New York'a yirmili yaşlarımın ortasında geldim. Ne param ne de büyük şehir deneyimim vardı. Ancak müzeler ve galeriler heyecan vericiydi, onlar benim sanat eğitimim oldular. Estetik anlamda düz bir yolda ilerlemedim ama soyutlama, desen ve geometriye yöneldim. Aynı zamanda hat sanatından, Çin, Japon ve Arap kaligrafilerinden de etkilendim. Pollock, Frank Kline, Robert Motherwell ve diğerleri gibi pek çok sanatçı ile bağ kurduğumu fark ettim.
İstanbul'un neredeyse her yerindeki mimariye, tasarıma ve desenlere yönelik bir yakınlık hissettim. Selçuklu mimarisinin yanı sıra el yazmaları ve karalama (meşk) gibi mürekkep çalışmalar beni fazlasıyla etkiledi.
Yine İstanbul'da nakışlı resimlerim üzerinde çalışan birçok mahir zanaatkârla, mürekkep çizimlerimi metal heykellere çeviren dökümcülerle, desenlerimi düz dokuma kilimlere dönüştüren dokuyucularla tanıştım.
Sol LeWitt'in sanatınız için büyük bir ilham kaynağı olduğunu biliyorum. Geometriye ve maddeselliğe yönelik deneysel yaklaşımınızda LeWitt'in etkisini nasıl konumlandırırsınız?
Beni Sol LeWitt'e çeken şey, sanat pratiğine yönelik kavramsal yaklaşımının zarafeti, bir pusula ve talimatlar listesi hazırlayabilmesi ve ardından bu talimatlara uyan herkesin bir sanat eseri yaratabiliyor olmasıydı. LeWitt aynı zamanda tesadüfe dayalı sanat eserleri de yarattı. Ben de pek çok yoldan tesadüfi seçimleri baz alan bir hayli eser ürettim.
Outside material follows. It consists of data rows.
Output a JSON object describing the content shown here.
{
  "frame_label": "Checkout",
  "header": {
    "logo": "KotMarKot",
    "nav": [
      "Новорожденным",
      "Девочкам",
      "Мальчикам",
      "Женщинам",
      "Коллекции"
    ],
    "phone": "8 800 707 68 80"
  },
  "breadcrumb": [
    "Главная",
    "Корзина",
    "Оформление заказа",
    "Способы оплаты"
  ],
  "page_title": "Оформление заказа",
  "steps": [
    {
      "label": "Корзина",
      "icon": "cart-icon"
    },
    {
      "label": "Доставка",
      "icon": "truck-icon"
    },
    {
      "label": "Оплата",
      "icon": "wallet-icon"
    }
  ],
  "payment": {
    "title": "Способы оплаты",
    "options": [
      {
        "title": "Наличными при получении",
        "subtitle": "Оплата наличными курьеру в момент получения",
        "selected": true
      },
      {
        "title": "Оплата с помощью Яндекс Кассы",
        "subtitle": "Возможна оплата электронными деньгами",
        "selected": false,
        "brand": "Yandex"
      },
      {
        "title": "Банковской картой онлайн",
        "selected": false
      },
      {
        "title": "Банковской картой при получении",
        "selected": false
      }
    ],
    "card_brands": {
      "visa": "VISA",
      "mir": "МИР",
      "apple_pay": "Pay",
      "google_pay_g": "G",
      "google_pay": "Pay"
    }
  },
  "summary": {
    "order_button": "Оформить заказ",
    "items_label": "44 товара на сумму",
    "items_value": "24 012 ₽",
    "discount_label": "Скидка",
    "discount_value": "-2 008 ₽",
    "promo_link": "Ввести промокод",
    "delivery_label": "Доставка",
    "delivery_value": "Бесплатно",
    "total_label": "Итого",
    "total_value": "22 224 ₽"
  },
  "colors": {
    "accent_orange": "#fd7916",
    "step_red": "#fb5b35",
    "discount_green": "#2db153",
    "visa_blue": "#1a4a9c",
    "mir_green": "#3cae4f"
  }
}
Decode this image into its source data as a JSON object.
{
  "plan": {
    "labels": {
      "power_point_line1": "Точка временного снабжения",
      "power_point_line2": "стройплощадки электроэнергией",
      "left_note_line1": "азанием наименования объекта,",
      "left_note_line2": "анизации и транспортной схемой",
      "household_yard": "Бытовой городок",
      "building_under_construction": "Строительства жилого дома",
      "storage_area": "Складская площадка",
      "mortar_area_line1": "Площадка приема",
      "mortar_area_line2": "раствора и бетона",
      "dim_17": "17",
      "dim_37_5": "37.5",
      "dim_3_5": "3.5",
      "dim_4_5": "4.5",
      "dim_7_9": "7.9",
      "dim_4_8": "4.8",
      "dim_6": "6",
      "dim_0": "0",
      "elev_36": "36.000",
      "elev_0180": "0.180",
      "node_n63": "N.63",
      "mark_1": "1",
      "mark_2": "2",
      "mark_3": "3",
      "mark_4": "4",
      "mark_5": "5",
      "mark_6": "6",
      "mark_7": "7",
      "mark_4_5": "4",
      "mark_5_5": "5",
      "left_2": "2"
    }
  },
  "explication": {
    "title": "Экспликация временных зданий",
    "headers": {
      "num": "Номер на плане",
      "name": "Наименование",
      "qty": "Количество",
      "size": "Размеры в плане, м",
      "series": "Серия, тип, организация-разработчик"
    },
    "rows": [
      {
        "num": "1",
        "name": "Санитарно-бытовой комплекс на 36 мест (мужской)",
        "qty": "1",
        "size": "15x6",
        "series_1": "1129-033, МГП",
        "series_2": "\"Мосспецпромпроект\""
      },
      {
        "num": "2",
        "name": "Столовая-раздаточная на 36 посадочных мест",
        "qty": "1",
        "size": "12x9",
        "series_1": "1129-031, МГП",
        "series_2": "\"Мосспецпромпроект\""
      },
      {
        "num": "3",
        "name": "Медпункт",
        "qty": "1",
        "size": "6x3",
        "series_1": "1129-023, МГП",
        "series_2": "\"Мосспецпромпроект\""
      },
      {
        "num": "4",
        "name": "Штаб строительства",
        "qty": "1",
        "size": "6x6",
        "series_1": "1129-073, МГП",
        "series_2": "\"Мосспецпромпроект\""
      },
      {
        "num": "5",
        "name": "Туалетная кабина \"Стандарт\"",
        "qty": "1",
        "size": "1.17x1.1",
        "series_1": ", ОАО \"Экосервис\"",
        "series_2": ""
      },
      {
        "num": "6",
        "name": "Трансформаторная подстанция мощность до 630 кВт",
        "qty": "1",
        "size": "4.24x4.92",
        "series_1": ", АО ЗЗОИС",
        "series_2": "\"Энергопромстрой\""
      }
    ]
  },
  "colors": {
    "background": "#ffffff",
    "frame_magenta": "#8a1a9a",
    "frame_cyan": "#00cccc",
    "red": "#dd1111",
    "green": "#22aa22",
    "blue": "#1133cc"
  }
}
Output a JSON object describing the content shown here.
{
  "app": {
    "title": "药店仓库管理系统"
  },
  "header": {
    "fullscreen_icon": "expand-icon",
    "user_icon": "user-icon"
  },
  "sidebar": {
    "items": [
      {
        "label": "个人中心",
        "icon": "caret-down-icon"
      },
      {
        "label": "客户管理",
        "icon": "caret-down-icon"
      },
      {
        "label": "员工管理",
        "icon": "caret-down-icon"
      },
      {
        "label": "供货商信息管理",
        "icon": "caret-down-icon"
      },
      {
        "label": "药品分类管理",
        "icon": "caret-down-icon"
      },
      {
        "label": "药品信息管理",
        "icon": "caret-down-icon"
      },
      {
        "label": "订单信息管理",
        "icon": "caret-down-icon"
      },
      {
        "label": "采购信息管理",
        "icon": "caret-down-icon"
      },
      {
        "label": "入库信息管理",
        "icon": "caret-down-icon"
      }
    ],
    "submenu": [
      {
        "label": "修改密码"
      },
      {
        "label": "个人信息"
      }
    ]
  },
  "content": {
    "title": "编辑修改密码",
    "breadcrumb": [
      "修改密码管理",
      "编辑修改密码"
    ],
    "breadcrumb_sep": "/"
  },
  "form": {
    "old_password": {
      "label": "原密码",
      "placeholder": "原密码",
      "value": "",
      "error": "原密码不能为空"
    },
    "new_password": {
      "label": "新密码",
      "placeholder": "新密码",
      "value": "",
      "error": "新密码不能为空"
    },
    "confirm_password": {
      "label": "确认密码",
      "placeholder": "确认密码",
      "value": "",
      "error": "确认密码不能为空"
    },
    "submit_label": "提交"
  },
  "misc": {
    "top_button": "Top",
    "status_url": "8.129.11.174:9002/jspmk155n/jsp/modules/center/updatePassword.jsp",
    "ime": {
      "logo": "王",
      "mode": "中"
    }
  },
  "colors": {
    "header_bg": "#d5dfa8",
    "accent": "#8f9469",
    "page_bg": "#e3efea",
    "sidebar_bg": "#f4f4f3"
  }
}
Yakın zamanda Çemberlitaş’ta bulunan Knotisse'de yeni kilimlerinizi sergilediniz. Neden özellikle Uşak kilimleri ile ilgileniyorsunuz ve İslami tasarımla diyaloğa girmeye yönelik ilginiz nasıl başladı?
Türkiye'de bulunduğumuz yıllar boyunca çok sayıda halı, kilim, Suzani kumaş ve diğer tekstil sanatı eserleri topladık. Uşak kilimlerimi, Batılı soyut sanat kökenlerimin geleneksel yeteneklerin yanı sıra dokuma sürecinde keşfedilen renk ve şekil çeşitliliğinin kaçınılmaz özellikleriyle buluşmasından doğan bir iş birliği olarak görüyorum.
2024 yılında gerçekleştireceğiniz projeler hakkında konuşmak ister misiniz?
Mayıs ayında İstanbul'da Yunt adlı yeni bir sanat merkezinde sergilenmek üzere büyük bir metal heykel üretmem istendi. Buna ek olarak, Kafes isimli heykelim de aynı merkezin avlusuna yerleştirilecek.
Önümüzdeki birkaç ay boyunca New York'taki Line Press Limited'de Ruth Lingen ile birlikte çalışacağım.